Quote: (08-07-2015 03:11 PM)samsamsam Wrote:  

I was thinking about this in the car. More about just dramatic events that cause markets to panic. People are saying you should have money in gold, real estate, different accounts. I believe diversification is a good thing.

But realistically if something bad happens it is going to be a dramtic move, right? Or is it s slow grind over a couple of years. What I am trying to say is, a dramatic move over a night or a month. Cash is still king, unless you banks gone. So it isn't like inflation kicks in overnight and your money loses half its value.

If it is a 2 year event, I guess I could see money losing value due to inflation etc.

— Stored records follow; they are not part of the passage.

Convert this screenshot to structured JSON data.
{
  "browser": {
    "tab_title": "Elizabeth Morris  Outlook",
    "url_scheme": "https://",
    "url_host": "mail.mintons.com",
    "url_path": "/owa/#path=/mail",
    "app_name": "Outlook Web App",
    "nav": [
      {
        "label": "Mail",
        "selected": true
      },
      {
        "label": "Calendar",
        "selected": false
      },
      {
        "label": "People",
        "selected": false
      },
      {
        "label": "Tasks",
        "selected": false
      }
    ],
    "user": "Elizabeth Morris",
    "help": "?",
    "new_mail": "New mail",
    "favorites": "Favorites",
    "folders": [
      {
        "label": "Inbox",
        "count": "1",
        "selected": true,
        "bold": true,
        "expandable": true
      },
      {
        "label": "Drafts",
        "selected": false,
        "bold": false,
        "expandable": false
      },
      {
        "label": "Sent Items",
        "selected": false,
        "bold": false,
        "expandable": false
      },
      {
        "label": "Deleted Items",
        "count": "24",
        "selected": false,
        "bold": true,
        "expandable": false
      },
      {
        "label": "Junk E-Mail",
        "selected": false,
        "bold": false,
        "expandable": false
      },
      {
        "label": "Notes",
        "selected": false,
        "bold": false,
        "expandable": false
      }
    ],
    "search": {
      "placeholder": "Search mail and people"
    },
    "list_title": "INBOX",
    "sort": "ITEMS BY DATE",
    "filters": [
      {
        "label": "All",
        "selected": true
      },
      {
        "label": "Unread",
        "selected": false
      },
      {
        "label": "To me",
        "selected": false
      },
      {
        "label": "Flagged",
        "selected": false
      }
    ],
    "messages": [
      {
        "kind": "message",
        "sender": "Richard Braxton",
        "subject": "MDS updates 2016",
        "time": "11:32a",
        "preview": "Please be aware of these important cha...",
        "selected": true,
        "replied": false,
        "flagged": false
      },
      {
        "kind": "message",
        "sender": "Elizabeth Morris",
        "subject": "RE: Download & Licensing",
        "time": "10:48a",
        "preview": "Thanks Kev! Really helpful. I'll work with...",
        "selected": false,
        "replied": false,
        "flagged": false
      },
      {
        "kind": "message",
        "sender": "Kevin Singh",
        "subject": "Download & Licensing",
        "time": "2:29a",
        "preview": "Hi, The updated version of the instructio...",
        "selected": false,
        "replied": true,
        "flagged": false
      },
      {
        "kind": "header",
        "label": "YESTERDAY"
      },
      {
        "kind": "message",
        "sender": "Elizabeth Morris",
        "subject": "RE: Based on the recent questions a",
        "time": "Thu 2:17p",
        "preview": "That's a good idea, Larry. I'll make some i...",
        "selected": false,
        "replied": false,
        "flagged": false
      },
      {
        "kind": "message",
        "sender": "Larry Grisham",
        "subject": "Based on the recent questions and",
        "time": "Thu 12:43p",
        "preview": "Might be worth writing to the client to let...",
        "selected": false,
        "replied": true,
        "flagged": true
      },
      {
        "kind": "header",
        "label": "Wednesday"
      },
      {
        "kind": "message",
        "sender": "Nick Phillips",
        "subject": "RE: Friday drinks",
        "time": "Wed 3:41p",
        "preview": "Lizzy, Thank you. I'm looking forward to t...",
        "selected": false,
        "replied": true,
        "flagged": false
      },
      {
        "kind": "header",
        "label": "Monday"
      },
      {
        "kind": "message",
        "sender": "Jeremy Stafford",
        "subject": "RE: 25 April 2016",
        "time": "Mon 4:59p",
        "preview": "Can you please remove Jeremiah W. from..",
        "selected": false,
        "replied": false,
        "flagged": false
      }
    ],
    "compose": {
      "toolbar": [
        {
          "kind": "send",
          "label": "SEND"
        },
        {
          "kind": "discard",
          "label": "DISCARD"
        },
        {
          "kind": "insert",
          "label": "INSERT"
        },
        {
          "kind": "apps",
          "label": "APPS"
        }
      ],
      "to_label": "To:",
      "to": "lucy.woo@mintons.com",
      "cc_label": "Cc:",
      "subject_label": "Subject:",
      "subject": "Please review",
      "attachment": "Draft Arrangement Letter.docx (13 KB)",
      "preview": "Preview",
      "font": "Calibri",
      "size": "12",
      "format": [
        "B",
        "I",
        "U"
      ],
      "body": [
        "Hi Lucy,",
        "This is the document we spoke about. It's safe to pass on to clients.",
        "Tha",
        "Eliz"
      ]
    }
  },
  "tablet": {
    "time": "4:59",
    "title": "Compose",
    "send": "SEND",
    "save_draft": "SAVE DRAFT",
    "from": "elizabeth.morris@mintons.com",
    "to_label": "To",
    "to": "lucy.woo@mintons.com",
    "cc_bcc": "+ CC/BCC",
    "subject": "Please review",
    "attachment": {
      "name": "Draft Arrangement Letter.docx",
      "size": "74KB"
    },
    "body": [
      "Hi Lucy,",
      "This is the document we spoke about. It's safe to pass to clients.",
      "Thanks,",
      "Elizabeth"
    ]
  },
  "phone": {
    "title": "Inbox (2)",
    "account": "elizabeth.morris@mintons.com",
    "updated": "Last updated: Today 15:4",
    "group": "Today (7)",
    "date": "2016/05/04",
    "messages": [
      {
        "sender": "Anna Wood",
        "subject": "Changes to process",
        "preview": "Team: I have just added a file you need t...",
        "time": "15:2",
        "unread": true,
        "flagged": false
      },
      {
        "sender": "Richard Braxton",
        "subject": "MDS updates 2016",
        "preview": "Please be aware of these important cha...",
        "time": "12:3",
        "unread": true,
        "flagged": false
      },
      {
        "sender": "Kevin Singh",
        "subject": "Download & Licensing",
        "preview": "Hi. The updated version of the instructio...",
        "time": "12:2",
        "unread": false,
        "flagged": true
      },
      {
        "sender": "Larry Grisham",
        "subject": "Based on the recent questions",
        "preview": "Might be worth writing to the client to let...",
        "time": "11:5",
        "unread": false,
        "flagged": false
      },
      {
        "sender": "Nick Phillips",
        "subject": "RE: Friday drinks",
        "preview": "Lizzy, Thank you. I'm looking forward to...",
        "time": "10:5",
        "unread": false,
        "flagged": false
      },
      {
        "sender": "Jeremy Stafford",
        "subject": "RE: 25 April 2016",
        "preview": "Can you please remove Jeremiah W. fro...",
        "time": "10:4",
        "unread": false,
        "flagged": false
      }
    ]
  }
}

But really, if you want to be well prepared for the next crash of sorts, be in cash. As long as your bank doesn't screw you over.

Is my thinking off?

I think you're on the money.

The way I look at it with cash and inflation is that cash provides liquidity to get good deals, and these deals may not even be stocks or real estate or even commodities. Think of an item that never expires but that we're going to need for the next forty years. You see that item at the store one day and it's 90% off and you have plenty of cash to buy a 40 year supply of it without breaking the bank.

If the product goes back up to its normal price, or inflation goes high again, you got a strong return because you saved time without needing to visit the store in the future to buy the product and you saved money because you got it at a deep discount. That's similar to the logic of buying stocks on sale.